This opinion piece was submitted to the Star News, a newspaper of McCall, Idaho, and mountain communities of West Central Idaho. It was written by Debra K. Ellers, Western Idaho Director of Western Watersheds Project :
The Star News article on August 23, 2007 “When they ‘cry wolf’ it is for real” glossed over the real problem: private interests grazing domestic sheep on public lands.
A few points about sheep on our local public lands:
- The Payette National Forest has about 12,000 domestic sheep permitted to graze on our public lands within a 50 mile radius of McCall. Grazing is allowed near popular recreation areas such as HazardLakes, Grassy Mountain Lakes, Loon Lake and Twenty Mile Creek. Folks out in these places to experience tranquility and fresh air may instead find barnyard noise, sheep manure and aggressive guard dogs.
- A band of sheep in one location often numbers over 1,000 head. The trailing and bedding of hundreds or thousands of sheep in one place can have substantial effects. For example, with the steep slopes and granite soils found in many places on the Payette, trampling from sheep can add excess sedimentation to salmon and bull trout spawning streams. Native grasses and wildflowers lose their vigor after being consumed year after year, and gradually diminish.
- A sheep operation pays only 27 cents per sheep per month to graze on federal lands. The Forest Service expends considerable resources in administering the grazing program, including staff salary and benefits, vehicles and office overhead, which grazing fees don’t come close to covering.
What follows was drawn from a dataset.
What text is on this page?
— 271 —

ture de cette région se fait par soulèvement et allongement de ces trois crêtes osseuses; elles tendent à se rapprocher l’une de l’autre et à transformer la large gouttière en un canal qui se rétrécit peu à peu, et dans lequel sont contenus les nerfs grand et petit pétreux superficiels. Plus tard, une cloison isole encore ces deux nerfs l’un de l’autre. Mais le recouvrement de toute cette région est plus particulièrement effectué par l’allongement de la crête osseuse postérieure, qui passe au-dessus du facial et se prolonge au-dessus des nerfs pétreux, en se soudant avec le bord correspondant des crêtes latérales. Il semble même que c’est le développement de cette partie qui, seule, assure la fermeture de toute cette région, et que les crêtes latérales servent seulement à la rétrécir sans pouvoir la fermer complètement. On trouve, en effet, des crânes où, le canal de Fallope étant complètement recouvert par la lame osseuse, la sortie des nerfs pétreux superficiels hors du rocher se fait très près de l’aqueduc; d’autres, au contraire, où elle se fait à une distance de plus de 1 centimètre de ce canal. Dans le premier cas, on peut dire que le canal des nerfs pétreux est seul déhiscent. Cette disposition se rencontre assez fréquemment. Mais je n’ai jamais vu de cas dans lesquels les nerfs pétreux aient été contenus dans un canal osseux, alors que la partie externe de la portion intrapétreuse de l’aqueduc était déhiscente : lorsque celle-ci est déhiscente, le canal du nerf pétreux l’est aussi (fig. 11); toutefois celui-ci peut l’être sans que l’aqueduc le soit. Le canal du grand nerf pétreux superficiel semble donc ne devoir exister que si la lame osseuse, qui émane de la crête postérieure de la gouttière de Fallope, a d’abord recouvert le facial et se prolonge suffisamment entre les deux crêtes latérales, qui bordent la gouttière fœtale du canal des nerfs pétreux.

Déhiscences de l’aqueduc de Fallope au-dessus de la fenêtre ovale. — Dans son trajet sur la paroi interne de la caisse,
- It’s no secret that the Forest Service is strapped for funding. Money that funds grazing administration means less dollars for public uses, such as recreation, wildlife or fire safety. How many times have you tried to hike or ride down a trail in the Payette, only to find it impassable from deadfall, or even impossible to find? Recreation often gets short shrift compared to grazing funding.
- Domestic sheep cause big problems for native wildlife, such as bighorn sheep and wolves. Domestic sheep can give pasteurella, a pneumonia-like disease, to wild bighorn sheep. This disease has devastating impacts on bighorns. Bighorn sheep die or become weakened from this disease, and carry it back to other bighorns, who in turn become infected. The Payette National Forest is currently being sued for its failure to manage, in accordance with the best available science, the separation of domestic sheep from bighorn sheep in the Hells Canyon and Salmon River areas.
- Domestic sheep have been responsible for elimination of wolves and other native predators. Wolves lived for thousands of years in our forests in balance with their prey. However, livestock operators or government agents trapped or killed millions of wolves in the late 1800’s and early 1900’s, often through cruel methods such as strychnine poisoning or heavy leghold traps. After the reintroduction of wolves in the 1990’s, wolves once again were killed at the behest of livestock operators. For instance, federal agents killed several packs of wolves on public land in the Payette National Forest in 2004 and 2005, using taxpayer dollars, after the wolves targeted domestic sheep for easy prey.
None of my comments is meant to disparage livestock producers. Those operators still grazing on public lands are simply taking advantage of an anachronistic system which stems from frontier days, when few people lived in the West, and resources seemed unlimited.
Now, with booming human populations nearby, diminishing wildlife, and global warming, change is coming to our public lands. Voluntary buy-out programs or other transitional mechanisms should be made available to the few livestock operators still grazing on public lands, to help them find alternatives for their businesses on private lands. Public lands should be administered truly in the public interest, not for private profit.